Je venais donc d’arriver gare de l’Est à la recherche de mon TGV, qui semblait à l’heure (ce n’est pas toujours le cas, au risque de décourager les passagers), quand un message, via les enceintes, nous a invités à nous diriger voie 7 « vers la zone d’embarquement ». Il n’y a pas si longtemps, on disait un « quai ». J’ai songé, alors, à cette emprise toujours croissante du vocabulaire et des pratiques du monde aérien sur le réseau ferroviaire. Désormais, il faut non seulement réserver obligatoirement un billet (via un système calqué sur celui des compagnies aériennes), mais encore: découvrir chaque fois un tarif différent (loin de l’ancien sacro-saint prix unique du kilomètre); décliner pour cette simple réservation son identité, son adresse courriel, son numéro de portable; étiqueter ses bagages (avant, peut-être, un jour prochain, de les peser et de payer leur transport); puis, à présent, nous masser, comme à l’entrée d’un avion, devant les portillons de contrôle. Un autre message a signalé l’interdiction de cette «zone d’embarquement » à toute personne non munie d’un billet – l’empêchant d’accompagner un proche et de lui adresser un signe de main au moment du départ. Puis, sitôt le train parti, le laïus du « chef de bord » nous a rappelé que le TGV est une sorte d’avion sur roues, puisqu’il nous saluait au nom de l’« équipage » – terme qui remplace peu à peu, sur les rails, celui d’« équipe » ou de « personnel de bord ». Il a également indiqué son prénom et celui de ses collègues, y compris du « pilote », dont franchement, et malgré tout mon respect, je n’avais rien à f… Après quoi des douaniers peu amènes ont arpenté les voitures (on ne passait pourtant pas de frontière), nous donnant l’impression d’être des voyageurs suspects.

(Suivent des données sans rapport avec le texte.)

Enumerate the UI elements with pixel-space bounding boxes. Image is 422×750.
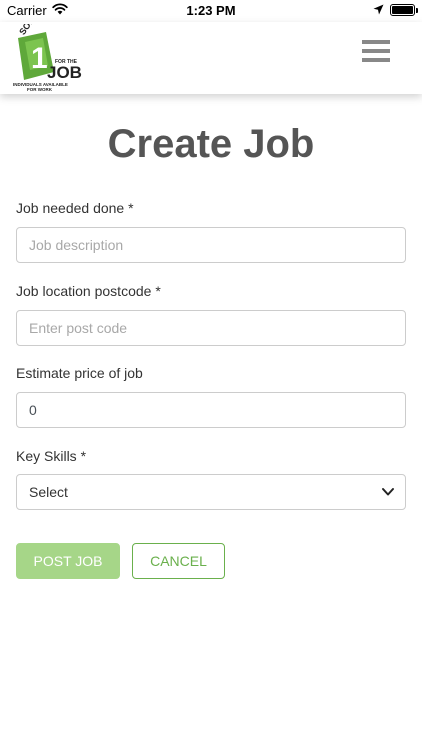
logo-text-number: 1 xyxy=(31,42,48,75)
battery-icon xyxy=(390,4,415,16)
battery-fill xyxy=(392,6,413,14)
logo-tagline-2: FOR WORK xyxy=(27,87,53,92)
post-job-button[interactable]: POST JOB xyxy=(16,543,120,579)
postcode-label: Job location postcode * xyxy=(16,283,161,299)
hamburger-menu-icon[interactable] xyxy=(362,40,390,64)
clock-time: 1:23 PM xyxy=(186,3,236,18)
location-arrow-icon xyxy=(373,4,384,15)
key-skills-selected-value: Select xyxy=(29,484,68,500)
job-description-label: Job needed done * xyxy=(16,200,134,216)
app-logo[interactable]: SOME 1 FOR THE JOB INDIVIDUALS AVAILABLE… xyxy=(4,24,82,94)
cancel-button[interactable]: CANCEL xyxy=(132,543,225,579)
menu-bar xyxy=(362,40,390,44)
menu-bar xyxy=(362,58,390,62)
status-bar: Carrier 1:23 PM xyxy=(0,0,422,22)
postcode-input[interactable] xyxy=(16,310,406,346)
menu-bar xyxy=(362,49,390,53)
job-description-input[interactable] xyxy=(16,227,406,263)
key-skills-label: Key Skills * xyxy=(16,448,87,464)
chevron-down-icon xyxy=(382,488,394,496)
price-label: Estimate price of job xyxy=(16,365,143,381)
app-header: SOME 1 FOR THE JOB INDIVIDUALS AVAILABLE… xyxy=(0,22,422,94)
logo-text-job: JOB xyxy=(47,63,82,82)
battery-tip xyxy=(416,8,418,13)
key-skills-select[interactable]: Select xyxy=(16,474,406,510)
page-title: Create Job xyxy=(107,122,315,166)
price-input[interactable] xyxy=(16,392,406,428)
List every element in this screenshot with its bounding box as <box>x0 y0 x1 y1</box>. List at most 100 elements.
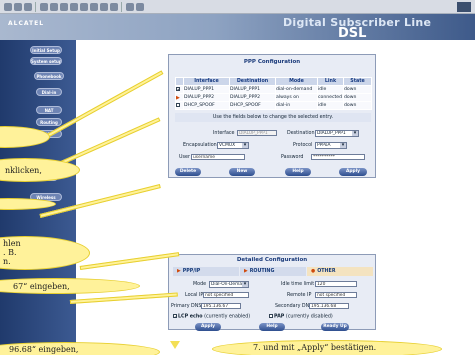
column-header-destination: Destination <box>229 77 276 86</box>
sidebar-item-phonebook[interactable]: Phonebook <box>34 72 64 80</box>
print-icon[interactable] <box>100 3 108 11</box>
help-button[interactable]: Help <box>285 168 311 176</box>
lcp-echo-checkbox[interactable]: ✓ <box>173 314 177 319</box>
cell-mode: dial-in <box>275 101 318 110</box>
user-label: User <box>179 155 190 160</box>
forward-icon[interactable] <box>14 3 22 11</box>
column-header-interface: Interface <box>183 77 230 86</box>
history-icon[interactable] <box>80 3 88 11</box>
cell-state: down <box>343 101 372 110</box>
cell-link: idle <box>317 85 344 94</box>
password-label: Password <box>281 155 304 160</box>
pap-note: (currently disabled) <box>285 314 333 320</box>
interface-label: Interface <box>213 131 235 136</box>
home-icon[interactable] <box>50 3 58 11</box>
protocol-select[interactable]: PPPoA <box>315 142 347 149</box>
row-select-arrow[interactable]: ▶ <box>175 93 184 102</box>
cell-interface: DIALUP_PPP1 <box>183 85 230 94</box>
cell-destination: DIALUP_PPP2 <box>229 93 276 102</box>
discuss-icon[interactable] <box>126 3 134 11</box>
callout-step-secondary-dns: 96.68“ eingeben, <box>0 342 160 355</box>
apply-button[interactable]: Apply <box>339 168 367 176</box>
cell-state: down <box>343 85 372 94</box>
destination-label: Destination <box>287 131 315 136</box>
remote-ip-label: Remote IP <box>287 293 312 298</box>
search-icon[interactable] <box>60 3 68 11</box>
sidebar-item-system-setup[interactable]: System setup <box>30 57 62 65</box>
arrow-right-icon: ▶ <box>244 269 248 274</box>
ppp-interface-table: Interface Destination Mode Link State • … <box>175 77 372 110</box>
detail-help-button[interactable]: Help <box>259 323 285 331</box>
cell-destination: DIALUP_PPP1 <box>229 85 276 94</box>
remote-ip-field[interactable]: not specified <box>315 292 357 298</box>
cell-state: down <box>343 93 372 102</box>
detail-apply-button[interactable]: Apply <box>195 323 221 331</box>
pap-option[interactable]: PAP (currently disabled) <box>269 314 333 320</box>
user-field[interactable]: username <box>191 154 245 160</box>
mode-select[interactable]: Dial-On-Demand <box>209 281 249 288</box>
dot-icon: ● <box>311 269 316 274</box>
mail-icon[interactable] <box>90 3 98 11</box>
detailed-configuration-panel: Detailed Configuration ▶ PPP/IP ▶ ROUTING … <box>168 254 376 331</box>
cell-destination: DHCP_SPOOF <box>229 101 276 110</box>
tab-label: PPP/IP <box>182 269 201 274</box>
lcp-echo-option[interactable]: ✓LCP echo (currently enabled) <box>173 314 250 320</box>
sidebar-item-initial-setup[interactable]: Initial Setup <box>30 46 62 54</box>
table-row[interactable]: ▶ DIALUP_PPP2 DIALUP_PPP2 always on conn… <box>175 93 372 102</box>
callout-step-apply: 7. und mit „Apply“ bestätigen. <box>212 340 442 355</box>
arrow-down-icon <box>170 341 180 349</box>
browser-toolbar <box>0 0 475 14</box>
table-row[interactable]: • DIALUP_PPP1 DIALUP_PPP1 dial-on-demand… <box>175 85 372 94</box>
pap-checkbox[interactable] <box>269 314 273 318</box>
cell-link: idle <box>317 101 344 110</box>
tab-other[interactable]: ● OTHER <box>307 267 373 276</box>
select-column-header <box>175 77 184 86</box>
interface-field[interactable]: DIALUP_PPP1 <box>237 130 277 136</box>
radio-icon[interactable] <box>176 102 180 107</box>
row-select-radio[interactable] <box>175 101 184 110</box>
cell-interface: DHCP_SPOOF <box>183 101 230 110</box>
arrow-right-icon: ▶ <box>176 94 180 101</box>
messenger-icon[interactable] <box>136 3 144 11</box>
primary-dns-field[interactable]: 195.136.67 <box>201 303 241 309</box>
windows-logo-icon <box>457 2 471 12</box>
encapsulation-select[interactable]: VCMUX <box>217 142 249 149</box>
tab-routing[interactable]: ▶ ROUTING <box>240 267 306 276</box>
callout-step-primary-dns: 67“ eingeben, <box>0 278 140 294</box>
edit-hint: Use the fields below to change the selec… <box>175 113 371 122</box>
local-ip-field[interactable]: not specified <box>203 292 249 298</box>
idle-time-label: Idle time limit <box>281 282 315 287</box>
edit-icon[interactable] <box>110 3 118 11</box>
row-select-radio[interactable]: • <box>175 85 184 94</box>
callout-line: . B. <box>3 248 17 257</box>
tab-ppp-ip[interactable]: ▶ PPP/IP <box>173 267 239 276</box>
toolbar-divider <box>35 2 36 12</box>
toolbar-divider <box>121 2 122 12</box>
arrow-right-icon: ▶ <box>177 269 181 274</box>
callout-line: n. <box>3 257 11 266</box>
secondary-dns-field[interactable]: 195.136.68 <box>309 303 349 309</box>
stop-icon[interactable] <box>24 3 32 11</box>
mode-label: Mode <box>193 282 207 287</box>
idle-time-field[interactable]: 120 <box>315 281 357 287</box>
sidebar-item-nat[interactable]: NAT <box>36 106 62 114</box>
ppp-panel-title: PPP Configuration <box>243 59 301 65</box>
sidebar-item-routing[interactable]: Routing <box>36 118 62 126</box>
table-row[interactable]: DHCP_SPOOF DHCP_SPOOF dial-in idle down <box>175 101 372 110</box>
radio-selected-icon[interactable]: • <box>176 86 180 91</box>
delete-button[interactable]: Delete <box>175 168 201 176</box>
destination-select[interactable]: DIALUP_PPP1 <box>315 130 359 137</box>
detail-panel-title: Detailed Configuration <box>236 257 308 263</box>
back-icon[interactable] <box>4 3 12 11</box>
callout-step-select: hlen . B. n. <box>0 236 90 270</box>
column-header-link: Link <box>317 77 344 86</box>
callout-pointer <box>69 292 178 304</box>
sidebar-item-dial-in[interactable]: Dial-in <box>36 88 62 96</box>
password-field[interactable]: ********** <box>311 154 365 160</box>
cell-mode: dial-on-demand <box>275 85 318 94</box>
favorites-icon[interactable] <box>70 3 78 11</box>
refresh-icon[interactable] <box>40 3 48 11</box>
cell-link: connected <box>317 93 344 102</box>
new-button[interactable]: New <box>229 168 255 176</box>
detail-ready-button[interactable]: Ready Up <box>321 323 349 331</box>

Bref, je veux bien entendre les autorités qui proclament leur attachement au train pour un tas de bonnes raisons, à commencer par la protection de la planète. J’ajoute que M. Farandou, nouveau PDG de la SNCF et ancien cheminot, me donne l’impression, pour l’heure, d’être un homme plus sérieux et moins cynique que son prédécesseur Pepy. Je voudrais toutefois souligner que, pour développer vraiment ce mode de transport dans la société qui vient, il ne suffit pas d’annoncer la réouverture de petites lignes ou la remise en circulation de trains de nuit – qui ne sont pour l’instant que des promesses… Mais qu’il importe aussi de rendre l’accès au train simple et pratique, comme il le fut longtemps. Autrement dit: pouvoir prendre ou changer un billet à la dernière minute; accéder facilement aux voitures sans passer par de longues files d’attente et de contrôle; disposer de tarifs clairs; trouver des consignes dans les gares; pouvoir compter sur des correspondances, contrairement à la tendance imposée par la séparation en marques (TGV, TER, Intercités, Ouigo…) qui ne tiennent plus guère compte les unes des autres; ou encore accéder par une plate-forme unique à l’ensemble du réseau, quand le standard SNCF ne permet plus de réserver que sur certains trains !
C’est seulement à ce prix, et en y ajoutant quelques autres exigences (propreté, confort, fréquence, régularité) qu’on donnera envie aux clients -redevenus usagers d’un véritable service – de préférer le train à la voiture individuelle ou au transport aérien. Tout le contraire de l’évolution qui s’impose depuis plusieurs décennies au nom des dogmes qui nous gouvernent: segmentation, concurrence, flux tendu, collecte de données… Aujourd’hui, les pouvoirs publics disent privilégier le train. Mais le remettre à l’honneur dans la vie quotidienne impliquerait une façon nouvelle de penser et de compter dont on peine à croire qu’ils puissent devenir les artisans, à rebours de tout ce qu’ils ont mis en œuvre !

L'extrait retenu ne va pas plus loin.